Here’s what we know about the mu variant

A coronavirus variant known as “mu” or “B.1.621” was designated by the World Health Organization as a “variant of interest” earlier this week and will be monitored by the global health body as cases continue to emerge across parts of the world. It is the fifth variant of interest currently being monitored by the WHO.

Where was it first detected and where is it now?

The variant was first detected in Colombia in January 2021, where cases continue to rise. It has since been identified in more than 39 countries, according to the WHO, among them the United States, South Korea, Japan, Ecuador, Canada and parts of Europe.

How widespread is mu in the United States?

About 2,000 mu cases have been identified in the United States, so far, according to the Global Initiative on Sharing All Influenza Data (GISAID), the largest database of novel coronavirus genome sequences in the world.
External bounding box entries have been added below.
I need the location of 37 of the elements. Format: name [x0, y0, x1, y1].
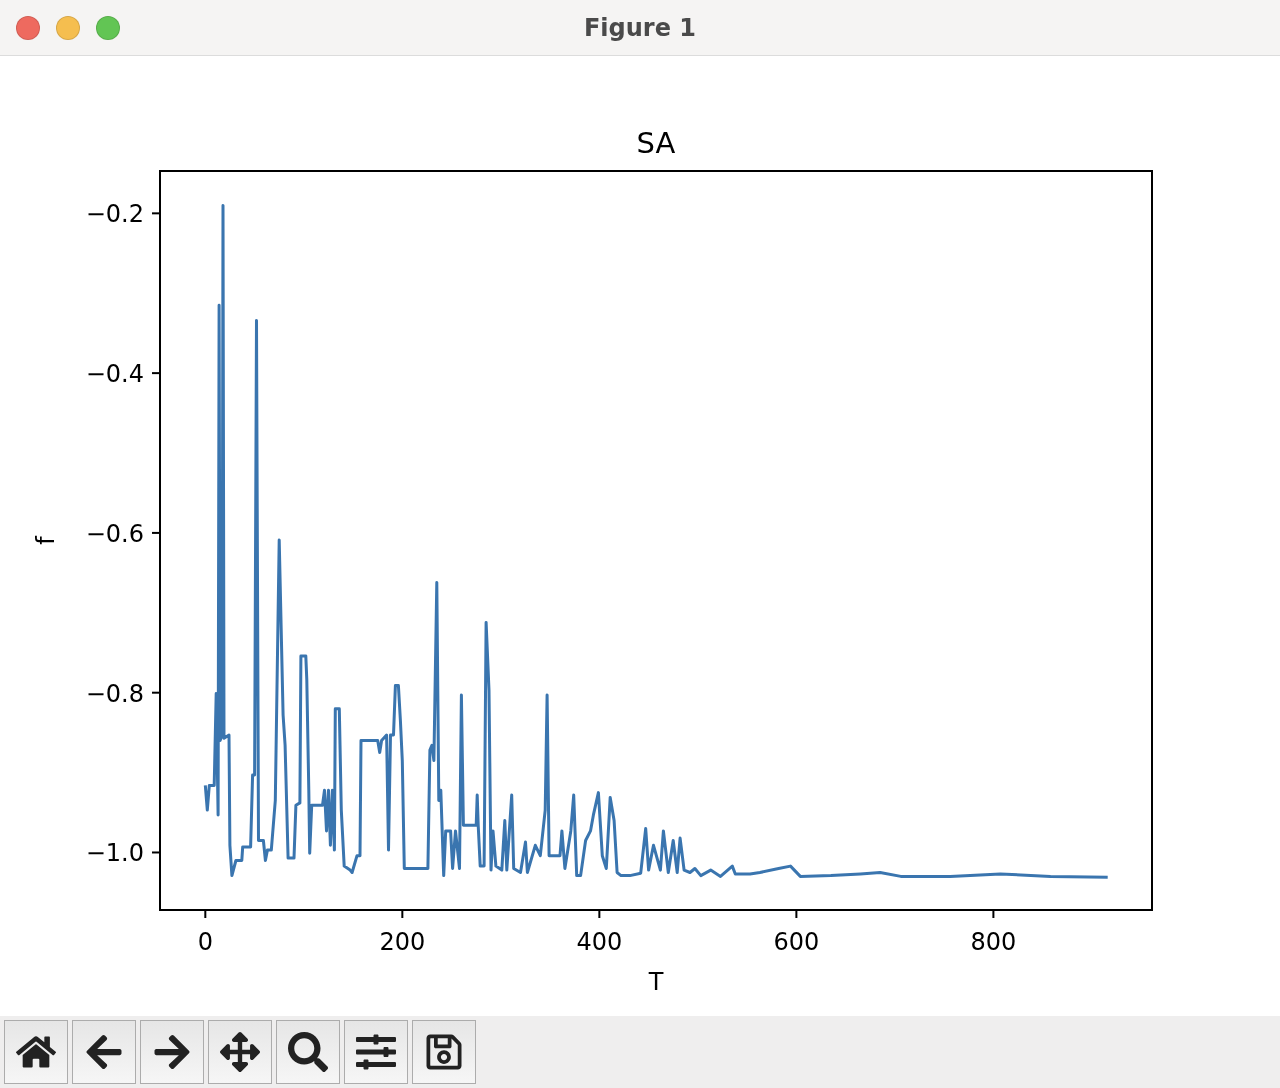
tick-mark [151, 372, 161, 375]
back-arrow-button[interactable] [72, 1020, 136, 1084]
tick-label: −1.0 [85, 839, 144, 868]
axis-label: f [32, 536, 60, 545]
forward-arrow-button[interactable] [140, 1020, 204, 1084]
move-arrows-icon [220, 1032, 260, 1072]
move-arrows-button[interactable] [208, 1020, 272, 1084]
sliders-button[interactable] [344, 1020, 408, 1084]
tick-label: 800 [970, 928, 1017, 956]
chart-title: SA [636, 126, 676, 160]
tick-label: 600 [773, 928, 820, 956]
tick-label: −0.2 [85, 200, 144, 229]
tick-mark [204, 909, 207, 919]
sliders-icon [356, 1032, 396, 1072]
search-button[interactable] [276, 1020, 340, 1084]
tick-label: −0.6 [85, 519, 144, 548]
axis-label: T [648, 968, 664, 996]
tick-mark [151, 851, 161, 854]
back-arrow-icon [84, 1032, 124, 1072]
tick-label: −0.4 [85, 360, 144, 389]
tick-mark [401, 909, 404, 919]
tick-mark [992, 909, 995, 919]
tick-label: 400 [576, 928, 623, 956]
tick-mark [795, 909, 798, 919]
floppy-disk-button[interactable] [412, 1020, 476, 1084]
forward-arrow-icon [152, 1032, 192, 1072]
tick-label: 0 [197, 928, 213, 956]
close-button[interactable] [16, 16, 40, 40]
tick-label: 200 [379, 928, 426, 956]
tick-mark [151, 691, 161, 694]
tick-mark [151, 531, 161, 534]
search-icon [288, 1032, 328, 1072]
home-button[interactable] [4, 1020, 68, 1084]
tick-label: −0.8 [85, 679, 144, 708]
tick-mark [598, 909, 601, 919]
tick-mark [151, 212, 161, 215]
window-title: Figure 1 [583, 13, 697, 42]
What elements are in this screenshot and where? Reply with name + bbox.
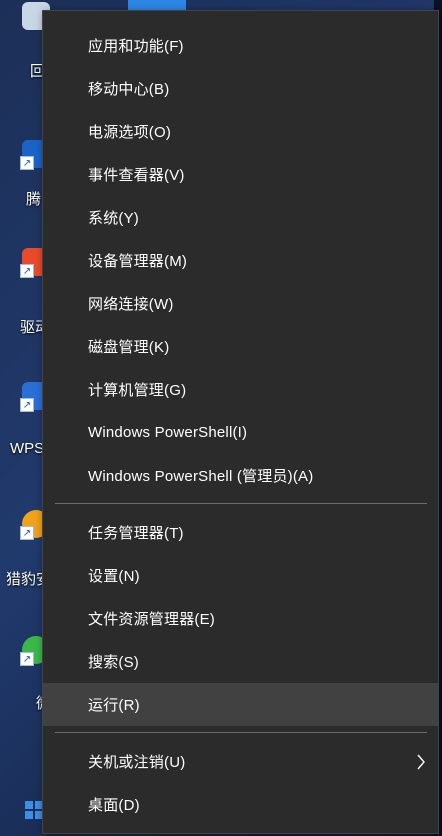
menu-item-label: 网络连接(W): [88, 296, 174, 313]
power-user-context-menu: 应用和功能(F) 移动中心(B) 电源选项(O) 事件查看器(V) 系统(Y) …: [42, 10, 439, 834]
menu-item-desktop[interactable]: 桌面(D): [43, 783, 438, 826]
menu-item-label: 文件资源管理器(E): [88, 611, 215, 628]
menu-item-label: 搜索(S): [88, 654, 139, 671]
menu-item-label: 运行(R): [88, 697, 140, 714]
menu-item-label: 设备管理器(M): [88, 253, 188, 270]
chevron-right-icon: [417, 754, 425, 769]
menu-item-mobility-center[interactable]: 移动中心(B): [43, 67, 438, 110]
shortcut-arrow-icon: ↗: [20, 652, 34, 666]
menu-item-label: 系统(Y): [88, 210, 139, 227]
windows-logo-icon: [25, 801, 43, 819]
menu-item-event-viewer[interactable]: 事件查看器(V): [43, 153, 438, 196]
menu-item-system[interactable]: 系统(Y): [43, 196, 438, 239]
menu-item-powershell-admin[interactable]: Windows PowerShell (管理员)(A): [43, 454, 438, 497]
menu-item-label: 应用和功能(F): [88, 38, 184, 55]
menu-item-label: 移动中心(B): [88, 81, 170, 98]
menu-item-search[interactable]: 搜索(S): [43, 640, 438, 683]
menu-separator: [55, 732, 427, 733]
shortcut-arrow-icon: ↗: [20, 526, 34, 540]
desktop-label: WPS: [10, 440, 45, 457]
menu-item-shutdown-signout[interactable]: 关机或注销(U): [43, 740, 438, 783]
menu-item-task-manager[interactable]: 任务管理器(T): [43, 511, 438, 554]
menu-item-apps-and-features[interactable]: 应用和功能(F): [43, 24, 438, 67]
menu-item-label: 设置(N): [88, 568, 140, 585]
menu-item-label: 桌面(D): [88, 797, 140, 814]
menu-item-label: 磁盘管理(K): [88, 339, 170, 356]
menu-item-label: 计算机管理(G): [88, 382, 187, 399]
shortcut-arrow-icon: ↗: [20, 398, 34, 412]
menu-item-network-connections[interactable]: 网络连接(W): [43, 282, 438, 325]
shortcut-arrow-icon: ↗: [20, 156, 34, 170]
menu-item-computer-management[interactable]: 计算机管理(G): [43, 368, 438, 411]
menu-item-power-options[interactable]: 电源选项(O): [43, 110, 438, 153]
menu-item-label: Windows PowerShell(I): [88, 424, 248, 441]
menu-item-file-explorer[interactable]: 文件资源管理器(E): [43, 597, 438, 640]
menu-item-settings[interactable]: 设置(N): [43, 554, 438, 597]
menu-item-label: Windows PowerShell (管理员)(A): [88, 468, 314, 485]
menu-item-powershell[interactable]: Windows PowerShell(I): [43, 411, 438, 454]
menu-item-device-manager[interactable]: 设备管理器(M): [43, 239, 438, 282]
menu-item-label: 事件查看器(V): [88, 167, 185, 184]
menu-item-label: 关机或注销(U): [88, 754, 186, 771]
menu-separator: [55, 503, 427, 504]
menu-item-run[interactable]: 运行(R): [43, 683, 438, 726]
desktop-label: 腾: [26, 191, 42, 208]
menu-item-label: 电源选项(O): [88, 124, 172, 141]
menu-item-label: 任务管理器(T): [88, 525, 184, 542]
shortcut-arrow-icon: ↗: [20, 264, 34, 278]
menu-item-disk-management[interactable]: 磁盘管理(K): [43, 325, 438, 368]
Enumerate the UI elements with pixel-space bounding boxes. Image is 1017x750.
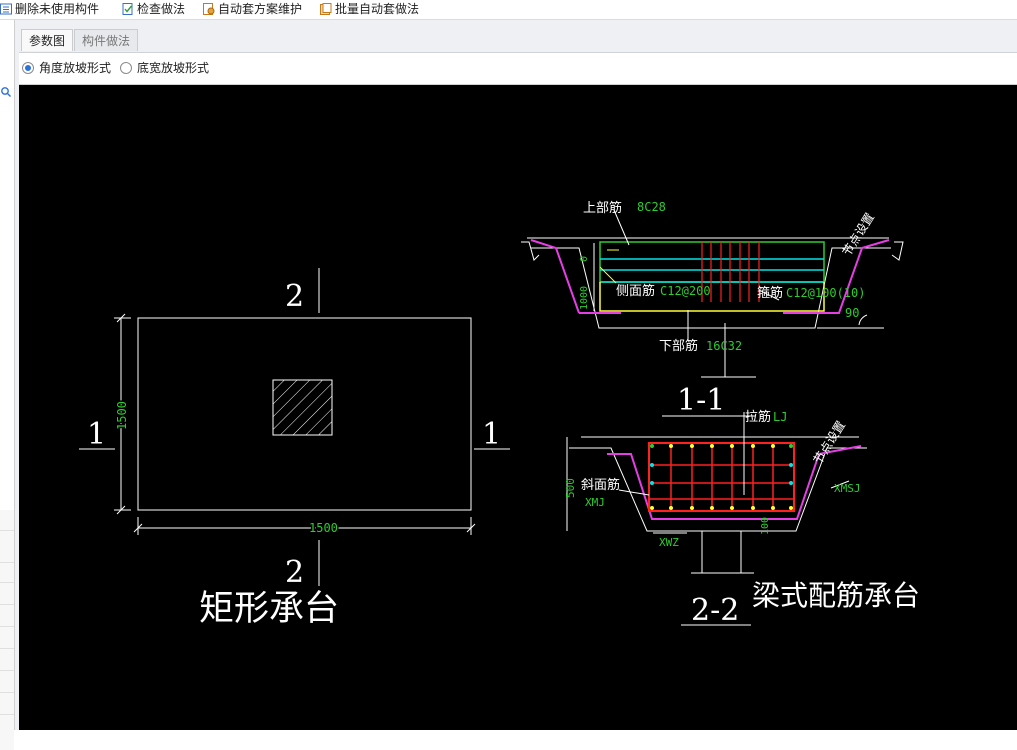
auto-scheme-button[interactable]: 自动套方案维护 xyxy=(203,0,302,17)
tie-label: 拉筋 xyxy=(745,409,771,425)
auto-scheme-label: 自动套方案维护 xyxy=(218,2,303,16)
side-bar-value: C12@200 xyxy=(660,284,711,298)
toolbar: 删除未使用构件 检查做法 自动套方案维护 批量自动套做法 xyxy=(0,0,1017,20)
slope-mode-bar: 角度放坡形式 底宽放坡形式 xyxy=(19,53,1017,85)
plan-height-dim: 1500 xyxy=(115,401,129,430)
left-panel-list xyxy=(0,510,14,750)
plan-mark-left: 1 xyxy=(87,417,106,452)
tie-value: LJ xyxy=(773,410,787,424)
dim-side-1: 1000 xyxy=(579,286,590,310)
check-method-label: 检查做法 xyxy=(137,2,186,16)
auto-scheme-icon xyxy=(203,2,215,15)
radio-bottom-width-slope-label: 底宽放坡形式 xyxy=(137,61,210,75)
top-bar-label: 上部筋 xyxy=(583,200,622,216)
plan-mark-bottom: 2 xyxy=(285,555,304,590)
radio-angle-slope[interactable]: 角度放坡形式 xyxy=(22,59,111,76)
bottom-bar-label: 下部筋 xyxy=(659,338,698,354)
delete-list-icon xyxy=(0,3,12,14)
search-icon[interactable] xyxy=(0,86,12,98)
node-setting-2[interactable]: 节点设置 xyxy=(811,418,848,466)
top-bar-value: 8C28 xyxy=(637,200,666,214)
column-section xyxy=(272,379,333,436)
plan-width-dim: 1500 xyxy=(309,521,338,535)
slope-bar-label: 斜面筋 xyxy=(581,477,620,493)
plan-view xyxy=(79,268,510,586)
cover-dim: 100 xyxy=(760,517,771,535)
dim-top-1: 0 xyxy=(579,256,590,262)
slope-bar-value: XMJ xyxy=(585,496,605,509)
radio-unchecked-icon[interactable] xyxy=(120,61,132,74)
xmsj-value: XMSJ xyxy=(834,482,861,495)
angle-value: 90 xyxy=(845,306,859,320)
section-2-2-label: 2-2 xyxy=(691,593,739,628)
left-panel-edge xyxy=(0,20,15,750)
check-method-button[interactable]: 检查做法 xyxy=(122,0,185,17)
depth-dim: 500 xyxy=(564,478,577,498)
tab-component-method[interactable]: 构件做法 xyxy=(74,29,139,51)
node-setting-1[interactable]: 节点设置 xyxy=(840,210,877,258)
delete-unused-button[interactable]: 删除未使用构件 xyxy=(0,0,99,17)
beam-title: 梁式配筋承台 xyxy=(752,579,920,612)
stirrup-value: C12@100(10) xyxy=(786,286,865,300)
cad-drawing: 1500 1500 2 2 1 1 矩形承台 上部筋 8C28 侧面筋 C12@… xyxy=(79,200,920,629)
plan-mark-top: 2 xyxy=(285,279,304,314)
section-1-1-label: 1-1 xyxy=(677,383,725,418)
bottom-bar-value: 16C32 xyxy=(706,339,742,353)
radio-bottom-width-slope[interactable]: 底宽放坡形式 xyxy=(120,59,209,76)
stirrup-label: 箍筋 xyxy=(757,285,783,301)
batch-apply-icon xyxy=(320,2,332,15)
batch-apply-label: 批量自动套做法 xyxy=(335,2,420,16)
check-document-icon xyxy=(122,2,133,15)
plan-title: 矩形承台 xyxy=(199,589,339,629)
radio-checked-icon[interactable] xyxy=(22,61,34,74)
side-bar-label: 侧面筋 xyxy=(616,283,655,299)
plan-mark-right: 1 xyxy=(482,417,501,452)
batch-apply-button[interactable]: 批量自动套做法 xyxy=(320,0,419,17)
tab-param-drawing[interactable]: 参数图 xyxy=(21,29,74,51)
xwz-value: XWZ xyxy=(659,536,679,549)
parameter-drawing-canvas: 1500 1500 2 2 1 1 矩形承台 上部筋 8C28 侧面筋 C12@… xyxy=(19,85,1017,730)
delete-unused-label: 删除未使用构件 xyxy=(15,2,100,16)
tab-bar: 参数图 构件做法 xyxy=(19,20,1017,53)
radio-angle-slope-label: 角度放坡形式 xyxy=(39,61,112,75)
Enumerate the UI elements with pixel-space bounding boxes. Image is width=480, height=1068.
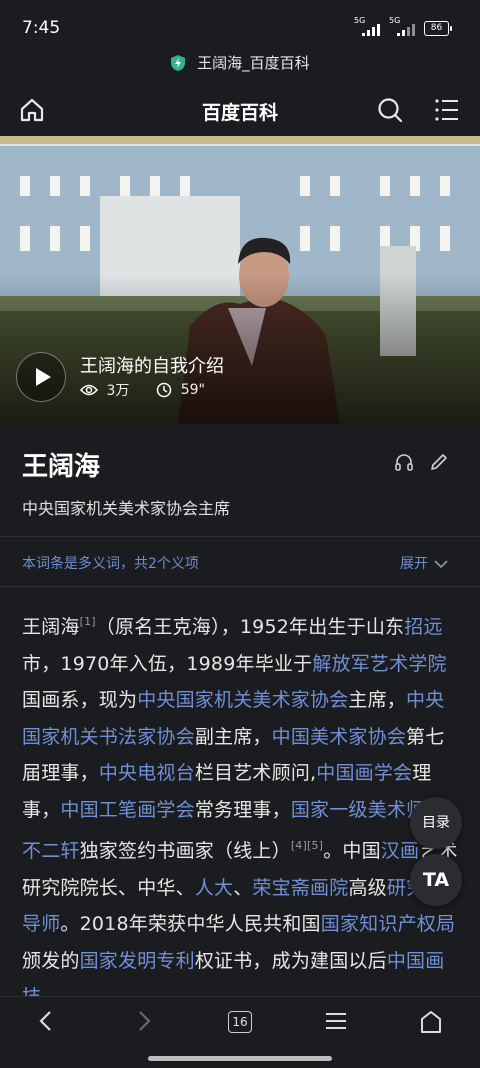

Most cases have been recorded in California, Florida, Texas and New York, among others.

However, mu is not an “immediate threat right now” within the United States, top infectious-disease expert Anthony S. Fauci told a press briefing on Thursday. He said that while the government was “keeping a very close eye on it,” the variant was “not at all even close to being dominant,” as the delta variant remains the cause of over 99 percent of cases in the country.

Mu has yet to be designated a variant of interest or concern by the Centers for Disease Control and Prevention, which did not immediately respond to a request for comment from The Washington Post.

The California Department of Public Health said in a statement to The Post on Thursday that 348 cases associated with mu had been reported in the state so far and that it would continue “to monitor all variants circulating in the state.”

Will my coronavirus vaccine work against mu?

It’s unclear how much protection the vaccines offer against this variant. “The Mu variant has a constellation of mutations that indicate potential properties of immune escape,” the WHO said in a statement Tuesday, raising concerns that it may be more resistant to coronavirus vaccines than other variants. “But this needs to be confirmed by further studies,” it added.